Polostan
- Author: Neal Stephenson
- Language: English
- Series: Bomb Light
- Release number: 1
- Genre: Historical fiction; Spy fiction; Thriller;
- Set in: Soviet Union, United States, 1933–1934
- Publisher: William Morrow and Company/HarperCollins
- Publication date: October 15, 2024
- Publication place: United States
- Media type: Hardcover (first edition)
- Pages: 312
- ISBN: 9-780-06233-449-7
- Preceded by: none

= Polostan =

2024 novel by Neal Stephenson

Polostan is a 2024 spy novel by American author Neal Stephenson, and the first novel in a planned historical fiction series called Bomb Light.
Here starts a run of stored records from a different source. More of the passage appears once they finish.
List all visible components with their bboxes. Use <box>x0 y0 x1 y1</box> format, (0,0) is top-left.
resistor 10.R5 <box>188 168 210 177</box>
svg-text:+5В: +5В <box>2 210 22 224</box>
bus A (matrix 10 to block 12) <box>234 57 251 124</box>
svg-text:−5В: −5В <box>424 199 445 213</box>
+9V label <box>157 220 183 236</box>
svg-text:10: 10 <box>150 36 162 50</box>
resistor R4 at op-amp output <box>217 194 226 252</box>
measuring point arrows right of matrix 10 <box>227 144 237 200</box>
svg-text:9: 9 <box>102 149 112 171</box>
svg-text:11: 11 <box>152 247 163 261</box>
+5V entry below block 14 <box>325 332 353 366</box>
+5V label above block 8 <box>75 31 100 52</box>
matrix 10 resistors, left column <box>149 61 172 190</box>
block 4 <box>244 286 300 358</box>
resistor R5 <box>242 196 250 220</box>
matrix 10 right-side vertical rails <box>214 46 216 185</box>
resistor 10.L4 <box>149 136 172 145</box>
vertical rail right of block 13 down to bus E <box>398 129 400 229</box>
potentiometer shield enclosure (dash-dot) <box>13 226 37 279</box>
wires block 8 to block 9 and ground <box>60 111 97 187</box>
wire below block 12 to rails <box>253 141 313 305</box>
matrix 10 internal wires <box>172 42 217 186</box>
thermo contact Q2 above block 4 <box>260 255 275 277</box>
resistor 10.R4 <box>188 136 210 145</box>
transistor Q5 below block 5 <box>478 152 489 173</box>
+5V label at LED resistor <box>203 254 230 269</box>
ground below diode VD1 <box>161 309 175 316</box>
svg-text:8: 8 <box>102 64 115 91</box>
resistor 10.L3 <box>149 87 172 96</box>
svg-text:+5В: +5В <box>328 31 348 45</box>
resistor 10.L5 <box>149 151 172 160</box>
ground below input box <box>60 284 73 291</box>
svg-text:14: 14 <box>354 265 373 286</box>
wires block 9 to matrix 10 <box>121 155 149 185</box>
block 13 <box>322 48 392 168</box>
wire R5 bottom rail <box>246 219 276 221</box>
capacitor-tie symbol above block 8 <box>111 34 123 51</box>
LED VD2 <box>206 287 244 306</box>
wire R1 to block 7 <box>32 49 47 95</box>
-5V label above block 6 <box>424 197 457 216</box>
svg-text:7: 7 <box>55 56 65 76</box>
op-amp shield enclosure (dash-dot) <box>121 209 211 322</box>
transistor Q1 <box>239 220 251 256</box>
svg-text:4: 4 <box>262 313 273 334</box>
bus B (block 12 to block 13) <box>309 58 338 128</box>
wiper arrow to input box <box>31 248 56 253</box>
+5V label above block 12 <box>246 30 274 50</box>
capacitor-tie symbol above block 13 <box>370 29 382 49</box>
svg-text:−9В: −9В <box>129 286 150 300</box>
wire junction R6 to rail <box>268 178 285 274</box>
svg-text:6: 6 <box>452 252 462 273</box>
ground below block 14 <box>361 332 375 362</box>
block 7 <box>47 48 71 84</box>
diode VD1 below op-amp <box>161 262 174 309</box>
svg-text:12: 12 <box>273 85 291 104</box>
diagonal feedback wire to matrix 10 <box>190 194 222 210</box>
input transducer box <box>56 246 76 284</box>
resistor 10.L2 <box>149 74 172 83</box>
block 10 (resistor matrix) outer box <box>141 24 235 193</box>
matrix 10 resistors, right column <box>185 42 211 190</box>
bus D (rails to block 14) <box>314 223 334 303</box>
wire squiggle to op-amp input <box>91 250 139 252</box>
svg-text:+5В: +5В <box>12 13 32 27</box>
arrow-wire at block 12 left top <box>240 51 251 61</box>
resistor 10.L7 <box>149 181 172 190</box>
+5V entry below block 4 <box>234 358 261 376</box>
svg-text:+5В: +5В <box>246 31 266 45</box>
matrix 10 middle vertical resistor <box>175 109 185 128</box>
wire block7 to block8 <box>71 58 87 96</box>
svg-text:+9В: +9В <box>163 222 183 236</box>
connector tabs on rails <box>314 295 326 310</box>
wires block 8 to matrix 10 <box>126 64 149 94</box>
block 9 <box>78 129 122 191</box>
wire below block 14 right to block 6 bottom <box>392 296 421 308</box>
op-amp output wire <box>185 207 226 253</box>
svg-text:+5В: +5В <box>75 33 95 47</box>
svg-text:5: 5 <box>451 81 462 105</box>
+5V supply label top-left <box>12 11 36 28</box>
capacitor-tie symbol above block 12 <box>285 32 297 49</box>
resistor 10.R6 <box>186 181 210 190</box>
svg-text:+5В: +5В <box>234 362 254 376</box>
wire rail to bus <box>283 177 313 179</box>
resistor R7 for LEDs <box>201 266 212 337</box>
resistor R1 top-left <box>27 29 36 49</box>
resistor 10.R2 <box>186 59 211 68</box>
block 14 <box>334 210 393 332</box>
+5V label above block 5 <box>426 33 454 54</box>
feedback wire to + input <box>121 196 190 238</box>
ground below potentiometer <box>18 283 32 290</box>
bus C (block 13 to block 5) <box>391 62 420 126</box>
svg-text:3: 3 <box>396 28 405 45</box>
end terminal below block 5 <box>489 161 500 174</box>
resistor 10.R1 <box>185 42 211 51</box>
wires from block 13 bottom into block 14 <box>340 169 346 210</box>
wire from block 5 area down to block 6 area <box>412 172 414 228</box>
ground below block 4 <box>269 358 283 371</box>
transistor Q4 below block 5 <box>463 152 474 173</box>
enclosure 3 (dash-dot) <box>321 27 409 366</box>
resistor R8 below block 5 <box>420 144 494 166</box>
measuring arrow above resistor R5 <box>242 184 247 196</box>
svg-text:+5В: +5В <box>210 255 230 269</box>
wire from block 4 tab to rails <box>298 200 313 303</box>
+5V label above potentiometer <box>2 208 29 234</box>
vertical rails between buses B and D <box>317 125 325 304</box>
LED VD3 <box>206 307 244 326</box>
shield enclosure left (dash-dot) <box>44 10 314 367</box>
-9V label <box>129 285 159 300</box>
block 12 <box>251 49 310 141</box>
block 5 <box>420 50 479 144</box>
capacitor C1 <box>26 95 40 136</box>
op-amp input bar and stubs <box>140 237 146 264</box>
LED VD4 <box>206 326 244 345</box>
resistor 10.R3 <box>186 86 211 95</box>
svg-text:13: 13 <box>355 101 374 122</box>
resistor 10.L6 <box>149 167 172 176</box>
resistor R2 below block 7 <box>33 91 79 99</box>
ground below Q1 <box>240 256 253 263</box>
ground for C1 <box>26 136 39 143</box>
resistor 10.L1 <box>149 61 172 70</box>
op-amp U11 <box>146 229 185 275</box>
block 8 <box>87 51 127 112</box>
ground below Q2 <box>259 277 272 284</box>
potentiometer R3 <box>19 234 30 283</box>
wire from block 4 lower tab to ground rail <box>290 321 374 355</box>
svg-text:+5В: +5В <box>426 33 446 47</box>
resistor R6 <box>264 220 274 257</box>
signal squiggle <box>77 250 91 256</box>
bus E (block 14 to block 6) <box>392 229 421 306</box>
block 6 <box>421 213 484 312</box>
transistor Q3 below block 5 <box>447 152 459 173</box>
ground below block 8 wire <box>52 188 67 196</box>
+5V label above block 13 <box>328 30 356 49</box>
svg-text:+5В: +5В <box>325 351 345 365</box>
The novel received positive reviews from critics like The New York Times, The Washington Post and Kirkus Reviews.

== Plot ==
Set in the early 20th century, Polostan dramatizes the early life of Dawn Rae as she moves between the United States and the Soviet Union amidst the dawn of the Atomic Age. Dawn recounts her time in the States as she is being groomed as a spy for the organization that would eventually become the KGB.

Stephenson references various historical figures and events that occurred in the 1930s, such as General Patton, Lavrentiy Beria and the Century of Progress.